Des infos modifiées par les Russes
Plusieurs documents ont également repris la propagande russe et été modifiés pour faire croire que l’Ukraine avait subi plus de pertes qu’estimées par les États-Unis. Ainsi, un rapport indiquant que 17 000 soldats ukrainiens auraient perdu la vie, a été transformé en 71 000 soit par les Russes et partagé sur des chaînes Telegram.
La base de données révèlerait aussi la présence de soldats français et britanniques en Ukraine. Sébastien Lecornu, le ministère de la Défense, a démenti la présence de soldats français en Ukraine, telle qu’elle aurait été révélée dans des documents attribués au Pentagone et divulgués sur les réseaux russes en milieu de semaine. Le porte-parole du ministre des Armées a déclaré au quotidien britannique The Guardian : « Il n’y a pas de forces françaises engagées en Ukraine. Les documents cités ne proviennent pas des armées françaises. Nous ne commentons pas les documents dont la source est incertaine. »

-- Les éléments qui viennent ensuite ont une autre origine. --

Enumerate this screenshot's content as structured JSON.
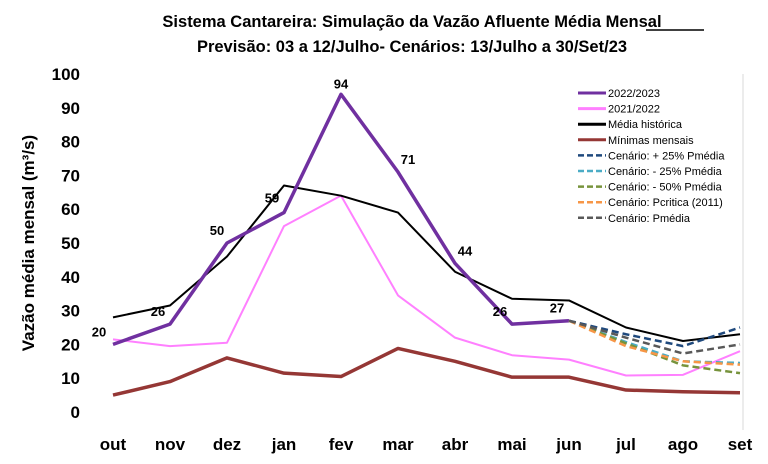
{
  "chart_data": {
    "type": "line",
    "title": "Sistema Cantareira: Simulação da Vazão Afluente Média Mensal",
    "title_underlined_word": "Mensal",
    "subtitle": "Previsão: 03 a 12/Julho- Cenários: 13/Julho a 30/Set/23",
    "xlabel": "",
    "ylabel": "Vazão média mensal (m³/s)",
    "ylim": [
      0,
      100
    ],
    "yticks": [
      0,
      10,
      20,
      30,
      40,
      50,
      60,
      70,
      80,
      90,
      100
    ],
    "grid": false,
    "legend_position": "top-right",
    "categories": [
      "out",
      "nov",
      "dez",
      "jan",
      "fev",
      "mar",
      "abr",
      "mai",
      "jun",
      "jul",
      "ago",
      "set"
    ],
    "series": [
      {
        "name": "2022/2023",
        "color": "#7030A0",
        "dash": false,
        "width": 3.5,
        "values": [
          20,
          26,
          50,
          59,
          94,
          71,
          44,
          26,
          27,
          null,
          null,
          null
        ],
        "labels": true
      },
      {
        "name": "2021/2022",
        "color": "#FF80FF",
        "dash": false,
        "width": 2,
        "values": [
          21.5,
          19.5,
          20.5,
          55,
          64,
          34.5,
          22,
          16.8,
          15.5,
          10.8,
          11,
          18
        ]
      },
      {
        "name": "Média histórica",
        "color": "#000000",
        "dash": false,
        "width": 2,
        "values": [
          28,
          31.5,
          46,
          67,
          64,
          59,
          41.5,
          33.5,
          33,
          25,
          21,
          23
        ]
      },
      {
        "name": "Mínimas mensais",
        "color": "#953735",
        "dash": false,
        "width": 3.5,
        "values": [
          5,
          9,
          16,
          11.5,
          10.5,
          18.8,
          15,
          10.3,
          10.3,
          6.5,
          6,
          5.7
        ]
      },
      {
        "name": "Cenário: + 25% Pmédia",
        "color": "#1F497D",
        "dash": true,
        "width": 2.5,
        "values": [
          null,
          null,
          null,
          null,
          null,
          null,
          null,
          null,
          27,
          23,
          19.5,
          25
        ]
      },
      {
        "name": "Cenário: - 25% Pmédia",
        "color": "#4BACC6",
        "dash": true,
        "width": 2.5,
        "values": [
          null,
          null,
          null,
          null,
          null,
          null,
          null,
          null,
          27,
          20.7,
          15,
          14.5
        ]
      },
      {
        "name": "Cenário: - 50% Pmédia",
        "color": "#77933C",
        "dash": true,
        "width": 2.5,
        "values": [
          null,
          null,
          null,
          null,
          null,
          null,
          null,
          null,
          27,
          20.3,
          13.8,
          11.5
        ]
      },
      {
        "name": "Cenário: Pcritica (2011)",
        "color": "#F79646",
        "dash": true,
        "width": 2.5,
        "values": [
          null,
          null,
          null,
          null,
          null,
          null,
          null,
          null,
          27,
          19.5,
          15,
          14
        ]
      },
      {
        "name": "Cenário: Pmédia",
        "color": "#595959",
        "dash": true,
        "width": 2.5,
        "values": [
          null,
          null,
          null,
          null,
          null,
          null,
          null,
          null,
          27,
          22,
          17.3,
          20
        ]
      }
    ]
  }
}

Officiellement, une équipe du GIGN, l’unité d’élite de la gendarmerie, était à Kiev au début de l’invasion pour renforcer la sécurité de l’ambassade française. Les rapports ont parfaitement pu intégrer cette information sans faire un état précis des forces en présence.
On imagine maintenant que Joe Biden doit des explications à tous les chefs d’États européens, depuis que ce militaire de 21 ans a révélé autant de secrets.